Biodiversität als globale Herausforderung

Gerade in einer Zeit, in der der Verlust der Artenvielfalt eine der größten Herausforderungen für die Weltgemeinschaft darstellt, sind Events wie dieser Info-Markt von immenser Bedeutung. Die Biodiversitätskonferenz COP16, die demnächst in Cali, Kolumbien, stattfindet, wird sich mit diesen drängenden Themen befassen. Es ist klar, dass der Handel dazu beitragen kann, Lösungen zu finden, wenn er Mensch und Planet respektiert.

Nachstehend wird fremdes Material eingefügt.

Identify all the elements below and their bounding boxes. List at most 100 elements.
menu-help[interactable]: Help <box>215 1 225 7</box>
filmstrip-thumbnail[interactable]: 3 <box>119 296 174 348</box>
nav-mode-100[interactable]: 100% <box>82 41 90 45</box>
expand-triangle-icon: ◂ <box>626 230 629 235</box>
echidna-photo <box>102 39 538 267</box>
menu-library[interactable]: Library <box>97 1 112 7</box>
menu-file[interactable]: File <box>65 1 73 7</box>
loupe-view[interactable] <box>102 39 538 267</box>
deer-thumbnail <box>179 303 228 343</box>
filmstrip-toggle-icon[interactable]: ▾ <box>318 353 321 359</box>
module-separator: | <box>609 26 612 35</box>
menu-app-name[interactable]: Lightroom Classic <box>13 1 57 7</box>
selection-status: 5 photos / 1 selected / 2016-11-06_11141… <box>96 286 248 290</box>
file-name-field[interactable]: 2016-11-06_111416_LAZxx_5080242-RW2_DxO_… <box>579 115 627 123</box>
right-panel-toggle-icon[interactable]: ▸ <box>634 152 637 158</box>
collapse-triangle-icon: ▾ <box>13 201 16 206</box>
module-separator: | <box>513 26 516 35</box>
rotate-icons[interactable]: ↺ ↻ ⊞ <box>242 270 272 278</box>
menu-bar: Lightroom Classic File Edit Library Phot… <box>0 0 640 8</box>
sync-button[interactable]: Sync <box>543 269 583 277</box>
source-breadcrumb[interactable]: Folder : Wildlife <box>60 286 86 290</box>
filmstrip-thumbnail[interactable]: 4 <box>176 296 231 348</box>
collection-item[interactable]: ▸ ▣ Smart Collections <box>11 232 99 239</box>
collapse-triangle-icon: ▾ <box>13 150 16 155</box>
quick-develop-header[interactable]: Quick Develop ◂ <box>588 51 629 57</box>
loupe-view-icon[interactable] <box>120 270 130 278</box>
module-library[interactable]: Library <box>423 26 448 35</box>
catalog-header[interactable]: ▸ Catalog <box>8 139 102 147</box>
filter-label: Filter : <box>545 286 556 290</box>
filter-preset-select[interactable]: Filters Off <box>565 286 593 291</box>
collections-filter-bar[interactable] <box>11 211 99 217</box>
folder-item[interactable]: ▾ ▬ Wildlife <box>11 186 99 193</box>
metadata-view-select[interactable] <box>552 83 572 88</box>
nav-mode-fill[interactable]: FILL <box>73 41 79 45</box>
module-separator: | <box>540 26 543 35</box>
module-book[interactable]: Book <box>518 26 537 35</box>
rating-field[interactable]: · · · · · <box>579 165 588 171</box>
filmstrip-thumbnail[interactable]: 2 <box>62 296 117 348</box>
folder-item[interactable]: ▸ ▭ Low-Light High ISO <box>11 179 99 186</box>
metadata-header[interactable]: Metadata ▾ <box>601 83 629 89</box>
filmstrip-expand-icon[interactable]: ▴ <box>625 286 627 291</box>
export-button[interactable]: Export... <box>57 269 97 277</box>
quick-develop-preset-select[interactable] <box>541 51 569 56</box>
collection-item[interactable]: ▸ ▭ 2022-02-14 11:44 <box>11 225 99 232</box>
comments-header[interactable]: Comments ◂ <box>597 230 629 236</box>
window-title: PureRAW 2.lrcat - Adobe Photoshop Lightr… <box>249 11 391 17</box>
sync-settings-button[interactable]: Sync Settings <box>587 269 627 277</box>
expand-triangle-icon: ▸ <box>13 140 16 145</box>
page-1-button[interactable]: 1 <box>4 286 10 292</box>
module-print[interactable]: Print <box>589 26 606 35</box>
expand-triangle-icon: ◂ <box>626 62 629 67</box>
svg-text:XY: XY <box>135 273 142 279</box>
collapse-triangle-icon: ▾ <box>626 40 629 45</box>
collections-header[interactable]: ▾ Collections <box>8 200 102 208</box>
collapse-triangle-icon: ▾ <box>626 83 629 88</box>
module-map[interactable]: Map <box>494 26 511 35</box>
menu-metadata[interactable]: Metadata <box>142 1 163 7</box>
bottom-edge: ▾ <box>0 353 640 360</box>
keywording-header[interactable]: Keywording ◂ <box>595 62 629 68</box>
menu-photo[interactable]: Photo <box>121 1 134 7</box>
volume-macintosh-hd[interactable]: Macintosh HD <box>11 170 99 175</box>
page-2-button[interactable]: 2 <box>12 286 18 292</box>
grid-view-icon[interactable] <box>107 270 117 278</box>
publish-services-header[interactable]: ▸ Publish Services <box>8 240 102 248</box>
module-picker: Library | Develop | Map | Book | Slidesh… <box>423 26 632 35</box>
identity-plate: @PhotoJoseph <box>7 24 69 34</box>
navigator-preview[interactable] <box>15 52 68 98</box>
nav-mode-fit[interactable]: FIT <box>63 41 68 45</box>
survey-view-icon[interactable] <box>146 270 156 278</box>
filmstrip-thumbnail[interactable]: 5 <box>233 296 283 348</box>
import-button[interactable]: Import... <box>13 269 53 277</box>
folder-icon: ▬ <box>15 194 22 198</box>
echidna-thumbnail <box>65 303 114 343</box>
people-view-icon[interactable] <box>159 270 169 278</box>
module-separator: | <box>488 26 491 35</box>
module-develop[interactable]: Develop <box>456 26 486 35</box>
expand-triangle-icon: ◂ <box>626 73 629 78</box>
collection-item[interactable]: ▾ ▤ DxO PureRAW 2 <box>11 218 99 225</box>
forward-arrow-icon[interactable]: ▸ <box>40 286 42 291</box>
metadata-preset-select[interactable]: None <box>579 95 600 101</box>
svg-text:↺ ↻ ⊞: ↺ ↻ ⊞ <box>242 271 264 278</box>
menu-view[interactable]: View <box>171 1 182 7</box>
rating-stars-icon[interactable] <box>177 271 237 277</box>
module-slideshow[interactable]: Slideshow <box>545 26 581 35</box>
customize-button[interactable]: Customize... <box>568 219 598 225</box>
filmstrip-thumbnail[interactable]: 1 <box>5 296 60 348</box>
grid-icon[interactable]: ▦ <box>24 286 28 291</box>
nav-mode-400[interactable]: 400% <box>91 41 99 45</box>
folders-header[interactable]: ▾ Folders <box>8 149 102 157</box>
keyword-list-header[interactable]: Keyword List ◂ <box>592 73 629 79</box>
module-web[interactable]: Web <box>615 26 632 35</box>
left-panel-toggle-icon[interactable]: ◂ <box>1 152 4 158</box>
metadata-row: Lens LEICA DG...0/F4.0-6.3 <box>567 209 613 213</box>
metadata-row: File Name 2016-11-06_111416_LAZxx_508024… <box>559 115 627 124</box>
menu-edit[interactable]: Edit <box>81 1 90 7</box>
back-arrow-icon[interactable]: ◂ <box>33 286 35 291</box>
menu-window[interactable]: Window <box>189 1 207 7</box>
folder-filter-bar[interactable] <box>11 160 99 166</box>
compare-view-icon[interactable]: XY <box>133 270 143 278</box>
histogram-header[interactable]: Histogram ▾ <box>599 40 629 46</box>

Fairtrade fördert die Artenvielfalt durch Agrarökologie und unterstützt Kleinbäuerinnen und -bauern dabei, Nahrungsmittelproduktion zu diversifizieren und die Biodiversität zu stärken. Das ist nicht nur ein Schritt in die richtige Richtung, sondern auch dringend notwendig, um die Lebensmittelproduktion langfristig zu sichern.

Die Forderungen an die Entscheidungsträger auf der COP16 sind klar: Es gilt, die Hauptursachen des Biodiversitätsverlusts anzugehen und Kleinbäuerinnen und -bauern fair zu entlohnen. Das politisches Rahmenwerk zur Förderung nachhaltiger Produkte bis 2025 gefordert wird, zeigt, dass es an der Zeit ist, gemeinsam aktiv zu werden. Nur so können wir sicherstellen, dass auch zukünftige Generationen in einer gesunden und vielfältigen Umwelt leben können.